Pettitte puts his pinstripes on again
March, 16, 2012
By ESPN Stats & Information | ESPN.com
The primary location of sliders thrown by Andy Pettitte in 2010.
Click here to create your own Pettitte heat maps
One of Pettitte’s long-lasting legacies is his unsurpassed postseason record, capturing five World Series titles with the Yankees. He is the all-time winningest pitcher in major-league postseason history with 19 victories, and ranks first in starts and innings pitched.
Pettitte was also one of the most consistent pitchers in major-league history. He has posted a .500 or better record in each of his 16 seasons in the majors, tied for the third-most such seasons all-time.
According to the Elias Sports Bureau, his streak of 13 consecutive winning seasons to start a career is the third-longest, trailing only Hall of Famers Grover Cleveland Alexander (17) and Cy Young (15).
Pettitte had one of his finest seasons in pinstripes in 2010, posting a 3.28 ERA with a career-best 11-3 record over 21 starts. He held lefties to a .482 OPS, the second-best rate among major-league starters that season (min. 100 batters faced).

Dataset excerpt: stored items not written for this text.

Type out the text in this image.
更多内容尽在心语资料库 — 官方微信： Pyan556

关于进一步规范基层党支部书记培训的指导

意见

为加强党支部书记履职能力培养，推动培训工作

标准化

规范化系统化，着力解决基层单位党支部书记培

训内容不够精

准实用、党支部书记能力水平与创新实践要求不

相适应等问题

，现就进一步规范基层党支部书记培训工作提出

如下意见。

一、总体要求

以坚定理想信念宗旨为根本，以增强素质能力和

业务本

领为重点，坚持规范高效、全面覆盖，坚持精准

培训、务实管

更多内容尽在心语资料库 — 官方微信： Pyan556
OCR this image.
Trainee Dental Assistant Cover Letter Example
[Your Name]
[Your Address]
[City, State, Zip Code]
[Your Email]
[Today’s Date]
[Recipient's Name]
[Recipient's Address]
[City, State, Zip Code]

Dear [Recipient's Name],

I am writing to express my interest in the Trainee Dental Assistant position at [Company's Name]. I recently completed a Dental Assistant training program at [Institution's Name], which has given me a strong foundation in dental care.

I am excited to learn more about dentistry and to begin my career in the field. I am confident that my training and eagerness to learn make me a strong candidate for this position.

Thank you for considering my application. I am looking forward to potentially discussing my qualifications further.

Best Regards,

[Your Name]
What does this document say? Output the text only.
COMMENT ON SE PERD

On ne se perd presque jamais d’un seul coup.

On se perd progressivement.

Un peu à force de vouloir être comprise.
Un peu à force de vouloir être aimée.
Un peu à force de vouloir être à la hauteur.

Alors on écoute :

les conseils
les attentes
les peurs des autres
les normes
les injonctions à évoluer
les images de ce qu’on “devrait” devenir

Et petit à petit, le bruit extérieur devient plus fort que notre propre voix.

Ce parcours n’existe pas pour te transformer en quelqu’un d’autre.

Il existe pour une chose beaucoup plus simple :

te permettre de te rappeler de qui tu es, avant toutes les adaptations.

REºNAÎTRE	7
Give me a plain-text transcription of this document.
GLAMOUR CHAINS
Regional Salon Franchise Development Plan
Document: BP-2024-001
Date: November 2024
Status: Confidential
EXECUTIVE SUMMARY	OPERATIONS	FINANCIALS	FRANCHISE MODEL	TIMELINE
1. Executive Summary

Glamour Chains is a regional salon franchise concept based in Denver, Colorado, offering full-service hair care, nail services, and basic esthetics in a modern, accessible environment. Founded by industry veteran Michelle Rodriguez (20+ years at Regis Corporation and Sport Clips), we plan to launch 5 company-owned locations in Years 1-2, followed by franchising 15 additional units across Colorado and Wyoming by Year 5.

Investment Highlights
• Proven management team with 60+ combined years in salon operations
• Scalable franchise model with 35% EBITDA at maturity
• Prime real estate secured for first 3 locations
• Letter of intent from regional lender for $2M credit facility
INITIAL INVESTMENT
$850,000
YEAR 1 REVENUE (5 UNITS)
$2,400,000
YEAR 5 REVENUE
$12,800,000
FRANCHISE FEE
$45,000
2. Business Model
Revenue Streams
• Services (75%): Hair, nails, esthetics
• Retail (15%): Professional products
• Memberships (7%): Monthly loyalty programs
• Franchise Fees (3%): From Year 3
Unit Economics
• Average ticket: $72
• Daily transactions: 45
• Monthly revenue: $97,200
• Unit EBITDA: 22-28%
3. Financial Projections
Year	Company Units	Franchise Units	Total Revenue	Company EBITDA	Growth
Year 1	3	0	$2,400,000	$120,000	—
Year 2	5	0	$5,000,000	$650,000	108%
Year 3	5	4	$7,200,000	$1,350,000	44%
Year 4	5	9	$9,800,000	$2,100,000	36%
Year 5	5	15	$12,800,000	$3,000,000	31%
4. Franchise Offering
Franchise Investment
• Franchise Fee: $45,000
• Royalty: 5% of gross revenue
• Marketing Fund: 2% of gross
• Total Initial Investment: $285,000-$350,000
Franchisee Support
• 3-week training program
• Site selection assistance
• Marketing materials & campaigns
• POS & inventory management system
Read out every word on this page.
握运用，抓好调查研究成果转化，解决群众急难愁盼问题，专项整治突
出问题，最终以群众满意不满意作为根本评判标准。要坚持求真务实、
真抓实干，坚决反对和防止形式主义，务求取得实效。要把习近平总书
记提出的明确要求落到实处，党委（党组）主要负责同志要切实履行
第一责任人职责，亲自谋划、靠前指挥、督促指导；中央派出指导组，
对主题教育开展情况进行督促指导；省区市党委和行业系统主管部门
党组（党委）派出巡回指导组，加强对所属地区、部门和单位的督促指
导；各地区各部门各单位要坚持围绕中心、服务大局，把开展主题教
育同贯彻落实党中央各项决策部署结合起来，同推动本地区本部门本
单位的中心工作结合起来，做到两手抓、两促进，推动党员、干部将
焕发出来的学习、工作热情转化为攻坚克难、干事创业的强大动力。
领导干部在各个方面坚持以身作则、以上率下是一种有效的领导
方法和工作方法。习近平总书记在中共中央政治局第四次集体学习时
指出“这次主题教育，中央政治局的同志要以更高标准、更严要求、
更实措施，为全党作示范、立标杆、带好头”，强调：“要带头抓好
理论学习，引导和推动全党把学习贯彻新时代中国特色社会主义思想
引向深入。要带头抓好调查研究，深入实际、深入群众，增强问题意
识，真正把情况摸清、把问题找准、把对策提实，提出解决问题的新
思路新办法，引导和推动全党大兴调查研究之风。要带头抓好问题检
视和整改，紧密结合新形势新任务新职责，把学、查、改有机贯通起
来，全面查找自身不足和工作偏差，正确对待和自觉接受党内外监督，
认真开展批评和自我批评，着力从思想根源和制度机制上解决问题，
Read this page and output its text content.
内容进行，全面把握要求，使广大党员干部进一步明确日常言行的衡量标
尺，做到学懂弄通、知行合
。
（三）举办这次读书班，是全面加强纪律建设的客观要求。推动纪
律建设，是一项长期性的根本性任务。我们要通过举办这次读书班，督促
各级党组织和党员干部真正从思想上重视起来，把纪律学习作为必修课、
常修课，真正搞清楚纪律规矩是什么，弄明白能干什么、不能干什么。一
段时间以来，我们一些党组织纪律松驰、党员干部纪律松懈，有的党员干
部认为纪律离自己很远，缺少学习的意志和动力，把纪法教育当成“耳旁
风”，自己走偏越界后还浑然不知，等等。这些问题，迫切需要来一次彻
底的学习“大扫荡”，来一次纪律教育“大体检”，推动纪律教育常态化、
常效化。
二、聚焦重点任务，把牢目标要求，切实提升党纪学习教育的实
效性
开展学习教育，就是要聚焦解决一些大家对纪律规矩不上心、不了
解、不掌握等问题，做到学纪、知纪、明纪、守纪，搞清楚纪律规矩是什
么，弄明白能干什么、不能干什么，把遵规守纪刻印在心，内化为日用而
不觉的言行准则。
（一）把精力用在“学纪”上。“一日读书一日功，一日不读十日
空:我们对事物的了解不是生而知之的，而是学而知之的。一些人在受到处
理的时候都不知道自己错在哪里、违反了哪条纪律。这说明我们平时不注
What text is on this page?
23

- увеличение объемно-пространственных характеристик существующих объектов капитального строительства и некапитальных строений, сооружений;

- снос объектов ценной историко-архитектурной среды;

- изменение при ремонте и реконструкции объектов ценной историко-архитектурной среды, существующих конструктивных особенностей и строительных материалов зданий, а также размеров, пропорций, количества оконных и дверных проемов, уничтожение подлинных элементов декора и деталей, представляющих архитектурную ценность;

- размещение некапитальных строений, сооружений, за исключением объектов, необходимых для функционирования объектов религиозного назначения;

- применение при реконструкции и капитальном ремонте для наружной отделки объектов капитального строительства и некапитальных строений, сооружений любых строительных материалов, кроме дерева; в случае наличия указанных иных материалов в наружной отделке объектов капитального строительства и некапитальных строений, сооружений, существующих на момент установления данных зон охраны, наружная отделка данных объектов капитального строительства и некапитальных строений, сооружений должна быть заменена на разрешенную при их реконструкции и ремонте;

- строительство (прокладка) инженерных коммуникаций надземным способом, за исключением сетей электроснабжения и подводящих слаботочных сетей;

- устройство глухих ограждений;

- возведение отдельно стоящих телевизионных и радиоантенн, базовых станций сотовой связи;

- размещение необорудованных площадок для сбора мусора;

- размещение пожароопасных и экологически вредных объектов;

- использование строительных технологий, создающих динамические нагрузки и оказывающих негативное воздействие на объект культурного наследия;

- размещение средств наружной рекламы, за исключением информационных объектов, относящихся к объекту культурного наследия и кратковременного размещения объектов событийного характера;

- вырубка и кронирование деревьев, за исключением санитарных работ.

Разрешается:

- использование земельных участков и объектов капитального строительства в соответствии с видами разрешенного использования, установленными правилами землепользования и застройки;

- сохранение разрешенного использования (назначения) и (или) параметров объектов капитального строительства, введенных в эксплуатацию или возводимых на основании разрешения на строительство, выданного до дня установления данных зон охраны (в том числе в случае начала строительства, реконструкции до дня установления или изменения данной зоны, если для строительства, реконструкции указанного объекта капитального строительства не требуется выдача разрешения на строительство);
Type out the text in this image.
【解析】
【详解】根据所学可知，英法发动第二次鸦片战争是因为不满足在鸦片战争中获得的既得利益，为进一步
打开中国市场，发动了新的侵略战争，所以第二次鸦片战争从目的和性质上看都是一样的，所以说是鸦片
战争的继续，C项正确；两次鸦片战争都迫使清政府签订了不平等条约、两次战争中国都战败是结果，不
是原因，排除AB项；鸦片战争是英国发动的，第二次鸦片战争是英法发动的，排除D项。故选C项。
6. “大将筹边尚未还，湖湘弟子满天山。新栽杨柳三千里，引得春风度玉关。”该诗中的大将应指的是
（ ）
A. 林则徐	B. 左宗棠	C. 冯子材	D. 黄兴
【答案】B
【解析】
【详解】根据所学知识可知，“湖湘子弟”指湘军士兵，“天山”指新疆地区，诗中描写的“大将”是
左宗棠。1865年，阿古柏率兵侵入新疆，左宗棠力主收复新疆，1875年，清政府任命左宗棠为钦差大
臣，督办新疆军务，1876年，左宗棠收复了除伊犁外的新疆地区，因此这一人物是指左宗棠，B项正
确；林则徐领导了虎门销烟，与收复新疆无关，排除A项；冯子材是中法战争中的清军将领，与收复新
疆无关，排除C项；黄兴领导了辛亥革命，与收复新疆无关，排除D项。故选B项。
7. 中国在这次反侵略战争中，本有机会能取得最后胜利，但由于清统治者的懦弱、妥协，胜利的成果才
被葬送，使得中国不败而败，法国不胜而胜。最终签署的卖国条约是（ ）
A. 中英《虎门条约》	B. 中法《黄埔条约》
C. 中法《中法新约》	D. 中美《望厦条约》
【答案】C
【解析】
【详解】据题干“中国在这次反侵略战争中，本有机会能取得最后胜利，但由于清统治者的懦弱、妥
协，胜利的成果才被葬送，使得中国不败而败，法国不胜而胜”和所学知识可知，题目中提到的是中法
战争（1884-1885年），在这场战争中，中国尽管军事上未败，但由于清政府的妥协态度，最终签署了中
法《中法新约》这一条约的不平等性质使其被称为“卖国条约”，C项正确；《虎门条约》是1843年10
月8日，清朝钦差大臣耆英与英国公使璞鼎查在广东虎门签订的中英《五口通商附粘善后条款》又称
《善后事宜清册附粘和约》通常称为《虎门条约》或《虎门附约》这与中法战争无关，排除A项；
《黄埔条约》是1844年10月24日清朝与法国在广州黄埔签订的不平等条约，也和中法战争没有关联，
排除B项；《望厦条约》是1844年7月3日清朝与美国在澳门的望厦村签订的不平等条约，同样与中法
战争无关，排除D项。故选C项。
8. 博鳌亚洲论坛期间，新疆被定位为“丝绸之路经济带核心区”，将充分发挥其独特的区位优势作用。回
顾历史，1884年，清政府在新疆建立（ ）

His off-speed pitches were key to his success in 2010. Opponents hit just .235 in at bats ending on off-speed pitches and missed on 32 percent of their swings, well above the league average rate of 29 percent.
Pettitte’s ability to locate his slider down in the zone made that pitch an important weapon for him against both lefties and righties (see heat map above). Opponents chased 49 percent of the sliders he threw, the highest rate among MLB starters in 2010 (min. 300 pitches).
However, Pettitte was hit hard in 2010 when throwing fastballs and cutters, with opponents hitting .316 on at bats ending on such pitches, more than 25 points above the league average of .280.
Pettitte will turn 40 on June 15 and could join a select group of Yankee starters that have pitched successfully at that age. Only three players have thrown at least 125 innings in their age 40 season or older with the Yankees and posted an ERA below 4.00: Phil Niekro (3.09 in 1984), Roger Clemens (3.91 in 2003), and Randy Johnson (3.79 in 2005).